La voz de Rawaa suena tranquila al otro lado del teléfono. Cuenta que los preparativos de la boda de un familiar llenan estos días su casa de bullicio. «Tenemos una cultura parecida en cuanto a fiestas y bodas. Sé que en España os encanta bailar, incluso a la hora del desayuno», bromea. Un problema de conexión le obliga a apagar la cámara. Rawaa vive en Beqaa, en la zona oriental del Líbano. Antes trabajaba dando clases de inglés. Hoy es una de las coaches del programa de ProFuturo.
Según datos de ACNUR, de las más de 919.000 personas refugiadas sirias que hay en Líbano, casi 500.000 son niños y niñas en edad escolar. En los últimos años, Rawaa ha puesto nombres y caras a muchos de ellos. En el último año, ProFuturo llegó a 22 escuelas de esta región. La implantación del programa para reducir la brecha educativa en este contexto no es sencilla. Nada lo es. Más de una vez, los bombardeos han obligado a profesores y alumnos a quedarse en casa.
La labor de Rawaa como coach tiene muchas aristas: formadora, coordinadora, supervisora y, sobre todo, compañera. Ella es quien se encarga de formar a los docentes en el uso de la tecnología para, más adelante, poder implantarla en el aula, gracias a los dispositivos proporcionados por ProFuturo que funcionan sin conectividad. «La situación que vivimos no es fácil, ni para nosotros, ni para los docentes, ni para los estudiantes. Creo que, como libaneses y sirios, estamos algo acostumbrados a los conflictos. Aunque cada día lo hacemos lo mejor que podemos, a veces es muy difícil», asegura.
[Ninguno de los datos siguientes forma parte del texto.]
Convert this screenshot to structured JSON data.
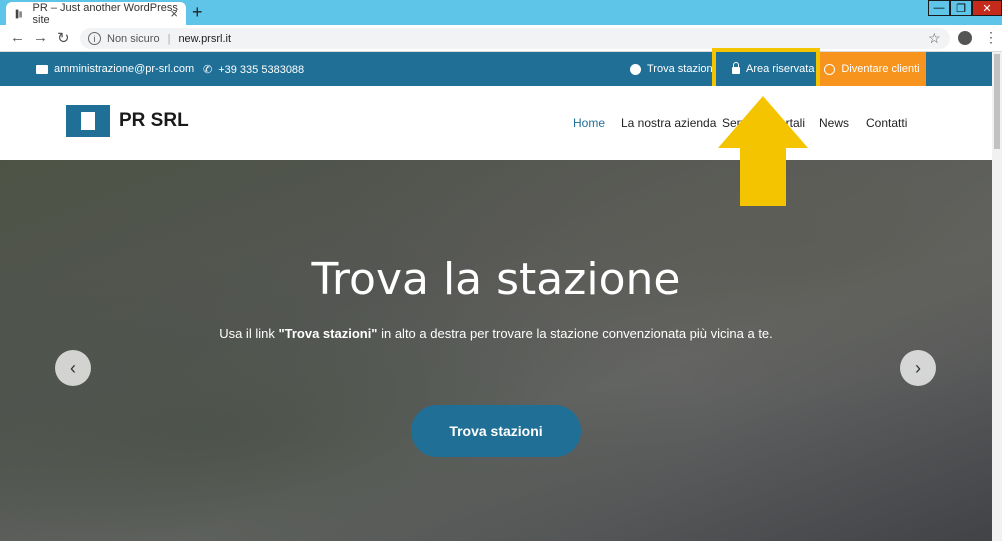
{
  "browser": {
    "tab_title": "PR – Just another WordPress site",
    "tab_close": "×",
    "new_tab": "+",
    "security_label": "Non sicuro",
    "url": "new.prsrl.it",
    "win_min": "—",
    "win_max": "❐",
    "win_close": "✕"
  },
  "topbar": {
    "email": "amministrazione@pr-srl.com",
    "phone": "+39 335 5383088",
    "trova_stazioni": "Trova stazioni",
    "area_riservata": "Area riservata",
    "diventare_clienti": "Diventare clienti"
  },
  "header": {
    "logo_text": "PR SRL",
    "nav": [
      "Home",
      "La nostra azienda",
      "Servizi",
      "Portali",
      "News",
      "Contatti"
    ]
  },
  "hero": {
    "title": "Trova la stazione",
    "subtitle_pre": "Usa il link ",
    "subtitle_bold": "\"Trova stazioni\"",
    "subtitle_post": " in alto a destra per trovare la stazione convenzionata più vicina a te.",
    "button": "Trova stazioni",
    "prev": "‹",
    "next": "›"
  },
  "colors": {
    "brand_blue": "#1f6f97",
    "orange": "#f7941d",
    "highlight_yellow": "#f5c400"
  }
}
Muy distinta, aunque no exenta de complejidad, fue la situación que se encontró Isack en la primera clase en la que entró siendo coach. Fue en Dar es-Salam, en Tanzania. Había, según afirma, hasta 80 estudiantes en una misma aula. El programa aterrizó en el país en 2016, el mismo año en el que Profuturo comenzó su andadura. En 2024 llegó a casi un centenar de escuelas. «Recuerdo casos de estudiantes que no sabían escribir ni deletrear sus nombres, pese a que asistían a la escuela. Cada vez que les dabas una tableta, o lo escribían mal, o les costaba usarla. Después de uno o dos años con el programa, esto cambió por completo», asegura.
Los desafíos también han cambiado con el paso de los años. Al principio, uno de los mayores retos fue el del idioma: «Aquí, por supuesto, usamos inglés, pero la lengua local es el suajili. Además, algunos de los maestros más mayores a los que estábamos formando estaban a punto de retirarse». Ahora que profesores y alumnos se van adaptando a las nuevas metodologías, Isack puede hacer un seguimiento del programa y de sus avances no solo presencial, sino también virtual.
Como coach, se preocupa de que todos los engranajes del proyecto funcionen correctamente, de que sus objetivos estén claros y de que éste sea sostenible desde el punto de vista presupuestario. También procura mantener despierta la motivación de los profesores a los que forma y que los contenidos que luego ellos trasladarán a sus alumnos sean de calidad.
Otro de sus cometidos es el de involucrar a la comunidad local, especialmente a los padres de los alumnos. «Nos reunimos con ellos en la escuela para que puedan ver en qué consiste el programa. Algunos nos contactan directamente para preguntarnos. Incluso han creado un fondo para comprar nuevas tablets», añade con entusiasmo. «Son los propios estudiantes quienes explican a sus familias lo que aprenden. Creemos que, si los padres ven a sus hijos involucrados, también ellos se motivan».
Algo parecido opina Rawaa. «A los estudiantes les encanta ir a la escuela, y eso me anima a ayudar a los profesores. En nuestros sistemas escolares, la educación es muy tradicional: una pizarra, un lápiz y un cuaderno. Nosotros trabajamos con niños que no tienen teléfonos ni iPads, así que para ellos no es solo divertido, sino que también aprenden. Alcanzan los objetivos más rápido cuando usan tecnología».
A la hora de hacer balance, vincula la implantación del programa con un aumento de la asistencia escolar. «Al estar en contacto con niños refugiados en Líbano, sabemos que algunos padres los ponen a trabajar. Las niñas, además, tienen menos oportunidades. Pero cuando introdujimos ProFuturo en diferentes campamentos, en diferentes contextos, más estudiantes comenzaron a asistir a clase. Los padres comenzaron a entender que sus hijos estaban aprendiendo algo. Así que, en este contexto, podemos decir que la tecnología trajo a más niños a las escuelas».
Por eso, su último mensaje es para los padres de estos niños, a quienes pide «intentar abrir más horizontes para ellos y animarles a ver el mundo de manera diferente, no solo como una lucha diaria por sobrevivir. Siempre les digo que «ProFuturo» significa «para el futuro».